Ri2 chapter 2 . 4/16/2008
So now we know the echidna's name.

Is that Tails' mom?
Silver Sheilds chapter 2 . 4/15/2008
If you're a starving author, I will feed you. I loved it, if it were real, it would explain a whole lot about Sonic's personality. And I like you're writing style, this story reminds me of Lord of the Rings, because it's an epic. I think you should include all the characters, including Cream, I think it would be interesting to see her birth, seeing that she isn't born yet. I think Amy should also be included in the story as well as the others and I don't mean at the very end of the story, but soon, as time goes by. Sonic seems to hold a heavy responsibility as a seven-year-old. Anyway, great story.
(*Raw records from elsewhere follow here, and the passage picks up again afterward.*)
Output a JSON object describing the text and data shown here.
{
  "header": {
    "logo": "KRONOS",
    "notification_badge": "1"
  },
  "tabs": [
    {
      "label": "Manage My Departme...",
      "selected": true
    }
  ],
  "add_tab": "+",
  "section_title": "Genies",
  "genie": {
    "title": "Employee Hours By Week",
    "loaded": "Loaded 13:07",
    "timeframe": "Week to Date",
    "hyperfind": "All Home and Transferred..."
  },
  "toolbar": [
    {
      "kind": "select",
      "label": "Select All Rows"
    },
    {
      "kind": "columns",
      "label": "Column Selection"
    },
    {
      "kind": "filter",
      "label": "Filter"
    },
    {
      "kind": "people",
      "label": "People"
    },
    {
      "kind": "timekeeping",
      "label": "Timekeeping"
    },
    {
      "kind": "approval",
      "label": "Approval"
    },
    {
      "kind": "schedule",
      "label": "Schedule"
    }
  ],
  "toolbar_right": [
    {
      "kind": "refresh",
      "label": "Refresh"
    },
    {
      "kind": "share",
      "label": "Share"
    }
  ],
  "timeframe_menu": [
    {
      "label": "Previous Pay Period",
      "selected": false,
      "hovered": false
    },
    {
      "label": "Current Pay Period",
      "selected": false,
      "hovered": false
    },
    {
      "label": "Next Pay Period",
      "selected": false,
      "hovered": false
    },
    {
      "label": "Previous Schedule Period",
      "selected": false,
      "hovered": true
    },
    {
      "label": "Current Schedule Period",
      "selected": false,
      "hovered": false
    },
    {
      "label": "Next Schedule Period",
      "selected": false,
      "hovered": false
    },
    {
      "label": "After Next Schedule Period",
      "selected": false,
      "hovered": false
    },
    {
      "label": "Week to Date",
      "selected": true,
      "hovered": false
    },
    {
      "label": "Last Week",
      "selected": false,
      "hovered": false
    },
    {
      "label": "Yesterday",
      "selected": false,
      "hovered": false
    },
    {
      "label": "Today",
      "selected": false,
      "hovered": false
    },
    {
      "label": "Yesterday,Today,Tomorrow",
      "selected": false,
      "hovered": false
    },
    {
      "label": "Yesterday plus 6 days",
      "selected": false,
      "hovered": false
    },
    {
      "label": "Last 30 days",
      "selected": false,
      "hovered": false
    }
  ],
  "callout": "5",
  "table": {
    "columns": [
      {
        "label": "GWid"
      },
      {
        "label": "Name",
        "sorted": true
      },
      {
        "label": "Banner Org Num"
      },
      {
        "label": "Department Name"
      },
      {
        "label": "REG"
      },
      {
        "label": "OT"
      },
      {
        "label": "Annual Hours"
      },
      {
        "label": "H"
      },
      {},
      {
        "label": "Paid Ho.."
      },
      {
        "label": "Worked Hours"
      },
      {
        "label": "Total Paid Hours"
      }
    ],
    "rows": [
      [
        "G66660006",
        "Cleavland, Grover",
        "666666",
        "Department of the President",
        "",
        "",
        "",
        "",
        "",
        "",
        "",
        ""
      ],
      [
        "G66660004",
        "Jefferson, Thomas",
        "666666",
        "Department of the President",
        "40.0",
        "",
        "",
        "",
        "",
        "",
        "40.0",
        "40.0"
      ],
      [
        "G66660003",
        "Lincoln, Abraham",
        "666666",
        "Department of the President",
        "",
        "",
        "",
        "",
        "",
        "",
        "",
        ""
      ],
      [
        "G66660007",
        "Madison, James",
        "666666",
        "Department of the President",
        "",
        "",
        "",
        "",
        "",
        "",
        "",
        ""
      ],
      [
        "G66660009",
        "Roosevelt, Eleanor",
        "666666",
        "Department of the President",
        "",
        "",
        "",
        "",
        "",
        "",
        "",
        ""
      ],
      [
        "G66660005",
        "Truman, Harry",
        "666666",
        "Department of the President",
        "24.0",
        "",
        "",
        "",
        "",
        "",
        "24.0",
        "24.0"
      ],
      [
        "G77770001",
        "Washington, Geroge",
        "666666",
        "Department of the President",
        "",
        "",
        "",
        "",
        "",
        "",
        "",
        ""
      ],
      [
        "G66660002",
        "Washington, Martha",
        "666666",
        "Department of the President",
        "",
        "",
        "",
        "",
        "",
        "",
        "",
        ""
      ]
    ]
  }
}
You've obviously worked hard on it and it shows, people should give you more reviews because of your talent. Update soon!
Mana the Cat Magician chapter 2 . 4/15/2008
Sorry I didn't review from the last chapter. I could've sworn I sent one in... Hmm... Anyways, I really like this story! You have very good discription and it's very original. I didn't know Sonic had a sister... Well, except Sonia but anyways, Michiko must be related to Tails or something because of her two tails. I like her name too. So her name means Beauty and Wisdom? I should keep that in my Japanese list. (
Silver Sheilds chapter 1 . 4/7/2008
Wow, so much has happened to him. I bet losing a sister is unbearable for a seven-year-old. Children that young should never have to be exposed to that kind of thing, I only hope he'll be alright. Great story and I can't wait to hear more.